End-to-End AI Workflows with LangChain and Web Scraping API
AI has evolved from programs that just follow rules to systems that can learn and make decisions. Businesses that understand this shift can leverage AI to tackle complex challenges, moving beyond simple task automation. In this guide, we'll walk you through how to connect modern AI tools with live web data to create an automated system that achieves a specific goal. This will give you a solid foundation for building even more sophisticated autonomous applications.

Justinas Tamasevicius
Oct 22, 2025
11 min read

The rise of the AI workforce: from chatbots to autonomous agents
The public imagination has been captured by conversational AI, where Large Language Models (LLMs) act as sophisticated partners in dialogue. This, however, is just the first phase of a much larger tech shift. The next frontier moves beyond simple response generation to a paradigm of autonomous action, introducing AI agents: systems that don't merely respond, but actively reason, plan, and execute multi-step tasks to achieve high-level goals.
While a chatbot is a conversational partner, an AI agent is a digital employee. It’s the engine behind AI workflow automation.
What is AI workflow automation?
At its core, it's the use of intelligent systems to streamline and adapt multi-step processes, moving beyond rigid, pre-programmed instructions.
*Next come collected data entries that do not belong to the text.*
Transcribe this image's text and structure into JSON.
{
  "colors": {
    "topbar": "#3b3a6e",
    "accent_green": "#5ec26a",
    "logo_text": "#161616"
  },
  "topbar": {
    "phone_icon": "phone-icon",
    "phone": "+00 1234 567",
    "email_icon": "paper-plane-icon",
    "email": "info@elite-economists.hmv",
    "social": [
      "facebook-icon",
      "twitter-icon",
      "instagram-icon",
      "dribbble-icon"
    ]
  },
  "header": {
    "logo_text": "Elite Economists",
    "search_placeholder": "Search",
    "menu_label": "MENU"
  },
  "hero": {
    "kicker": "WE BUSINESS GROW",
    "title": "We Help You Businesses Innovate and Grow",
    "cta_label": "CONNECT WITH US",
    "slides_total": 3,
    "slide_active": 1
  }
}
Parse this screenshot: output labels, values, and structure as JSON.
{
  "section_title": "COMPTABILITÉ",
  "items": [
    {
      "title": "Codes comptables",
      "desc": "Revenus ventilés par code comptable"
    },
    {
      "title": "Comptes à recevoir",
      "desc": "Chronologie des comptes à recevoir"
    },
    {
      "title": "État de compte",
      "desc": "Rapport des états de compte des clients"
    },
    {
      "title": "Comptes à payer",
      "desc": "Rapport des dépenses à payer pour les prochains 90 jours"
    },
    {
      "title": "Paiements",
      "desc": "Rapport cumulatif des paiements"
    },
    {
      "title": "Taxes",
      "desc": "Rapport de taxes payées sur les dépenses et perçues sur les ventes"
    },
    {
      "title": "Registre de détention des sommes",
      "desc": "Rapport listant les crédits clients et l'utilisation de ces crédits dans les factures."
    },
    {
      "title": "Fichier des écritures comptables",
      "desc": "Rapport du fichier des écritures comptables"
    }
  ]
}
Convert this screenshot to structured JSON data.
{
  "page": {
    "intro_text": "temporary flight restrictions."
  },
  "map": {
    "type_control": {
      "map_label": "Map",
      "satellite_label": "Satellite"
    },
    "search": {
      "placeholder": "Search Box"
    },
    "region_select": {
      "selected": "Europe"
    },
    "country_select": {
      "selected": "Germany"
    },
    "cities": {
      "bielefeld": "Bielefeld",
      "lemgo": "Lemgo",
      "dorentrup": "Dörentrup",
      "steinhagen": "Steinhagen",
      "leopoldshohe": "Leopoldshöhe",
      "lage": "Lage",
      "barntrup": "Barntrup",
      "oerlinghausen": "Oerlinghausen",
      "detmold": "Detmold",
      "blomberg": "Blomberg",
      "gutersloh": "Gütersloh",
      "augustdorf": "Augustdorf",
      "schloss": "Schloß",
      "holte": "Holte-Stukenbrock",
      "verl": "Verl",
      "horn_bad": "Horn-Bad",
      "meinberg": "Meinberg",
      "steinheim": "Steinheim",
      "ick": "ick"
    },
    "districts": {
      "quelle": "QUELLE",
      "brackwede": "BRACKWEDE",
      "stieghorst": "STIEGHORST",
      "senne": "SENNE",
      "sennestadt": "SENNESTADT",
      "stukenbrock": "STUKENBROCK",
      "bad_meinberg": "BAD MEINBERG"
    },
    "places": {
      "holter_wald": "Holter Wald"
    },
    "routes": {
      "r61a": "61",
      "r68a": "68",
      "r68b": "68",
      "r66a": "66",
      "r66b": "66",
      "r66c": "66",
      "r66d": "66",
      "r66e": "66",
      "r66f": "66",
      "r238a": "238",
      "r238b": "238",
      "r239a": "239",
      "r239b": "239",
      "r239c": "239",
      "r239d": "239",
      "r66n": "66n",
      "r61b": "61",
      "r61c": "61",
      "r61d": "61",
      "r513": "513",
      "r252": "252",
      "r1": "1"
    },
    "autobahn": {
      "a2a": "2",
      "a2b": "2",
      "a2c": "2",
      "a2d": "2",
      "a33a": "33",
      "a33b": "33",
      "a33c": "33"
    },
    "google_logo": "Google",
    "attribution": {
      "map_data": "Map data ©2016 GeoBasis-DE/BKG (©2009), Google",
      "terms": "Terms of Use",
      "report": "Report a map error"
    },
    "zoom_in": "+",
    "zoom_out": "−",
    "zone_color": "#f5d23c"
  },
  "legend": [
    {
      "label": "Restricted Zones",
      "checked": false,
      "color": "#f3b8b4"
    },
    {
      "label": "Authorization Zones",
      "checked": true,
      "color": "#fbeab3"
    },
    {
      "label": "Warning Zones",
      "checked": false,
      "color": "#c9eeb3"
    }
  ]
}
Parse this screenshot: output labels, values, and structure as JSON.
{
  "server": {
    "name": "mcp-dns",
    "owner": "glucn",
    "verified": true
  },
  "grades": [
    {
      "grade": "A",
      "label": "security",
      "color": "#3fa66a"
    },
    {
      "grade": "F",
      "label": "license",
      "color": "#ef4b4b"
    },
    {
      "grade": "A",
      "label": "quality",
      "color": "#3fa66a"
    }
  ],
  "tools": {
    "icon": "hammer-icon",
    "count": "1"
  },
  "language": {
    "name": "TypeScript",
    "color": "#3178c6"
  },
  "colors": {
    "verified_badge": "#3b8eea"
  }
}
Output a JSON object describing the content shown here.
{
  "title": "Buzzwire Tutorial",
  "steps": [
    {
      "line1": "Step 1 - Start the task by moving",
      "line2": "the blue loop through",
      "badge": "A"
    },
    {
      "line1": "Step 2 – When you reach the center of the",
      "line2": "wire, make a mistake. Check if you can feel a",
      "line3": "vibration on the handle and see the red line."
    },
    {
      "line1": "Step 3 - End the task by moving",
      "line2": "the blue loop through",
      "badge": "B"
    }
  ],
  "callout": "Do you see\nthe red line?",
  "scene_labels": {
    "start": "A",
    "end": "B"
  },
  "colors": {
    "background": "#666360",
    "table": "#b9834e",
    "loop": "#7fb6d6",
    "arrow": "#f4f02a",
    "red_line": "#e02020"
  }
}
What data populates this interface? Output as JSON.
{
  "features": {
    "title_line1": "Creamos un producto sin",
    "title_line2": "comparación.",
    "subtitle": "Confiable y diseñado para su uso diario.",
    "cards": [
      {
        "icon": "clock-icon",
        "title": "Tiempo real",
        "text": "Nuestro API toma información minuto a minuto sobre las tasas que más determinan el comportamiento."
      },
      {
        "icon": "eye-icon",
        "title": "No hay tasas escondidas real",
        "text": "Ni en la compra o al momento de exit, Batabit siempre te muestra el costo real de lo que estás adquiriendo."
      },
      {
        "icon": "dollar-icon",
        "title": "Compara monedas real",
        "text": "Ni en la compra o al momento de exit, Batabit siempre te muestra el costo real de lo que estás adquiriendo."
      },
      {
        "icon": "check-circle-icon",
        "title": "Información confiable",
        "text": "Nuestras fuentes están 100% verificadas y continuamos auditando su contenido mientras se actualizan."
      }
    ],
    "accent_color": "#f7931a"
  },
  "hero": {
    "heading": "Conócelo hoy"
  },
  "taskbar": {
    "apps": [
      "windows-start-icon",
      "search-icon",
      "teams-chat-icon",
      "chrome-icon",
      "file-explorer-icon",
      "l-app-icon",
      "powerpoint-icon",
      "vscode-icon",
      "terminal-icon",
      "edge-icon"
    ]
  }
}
Unlike traditional automation that follows a rigid, rule-based script, these AI-driven workflows are autonomous. You give the agent a goal, and it independently figures out the necessary steps to accomplish it, learning from data and making dynamic, context-aware decisions.
This is a game-changer because it directly addresses the primary bottlenecks in modern data-intensive projects: manual data collection and the complexity of integrating disparate data sources. By moving from simple, script-based process automation to true autonomy, organizations can unlock data-driven insights in real-time. This leads to huge gains in efficiency and accuracy, freeing up teams from repetitive tasks for more creative and strategic work.
Understanding the core concepts
Before delving into the code, it's important to understand the core concepts that form the basis of modern workflow automation AI.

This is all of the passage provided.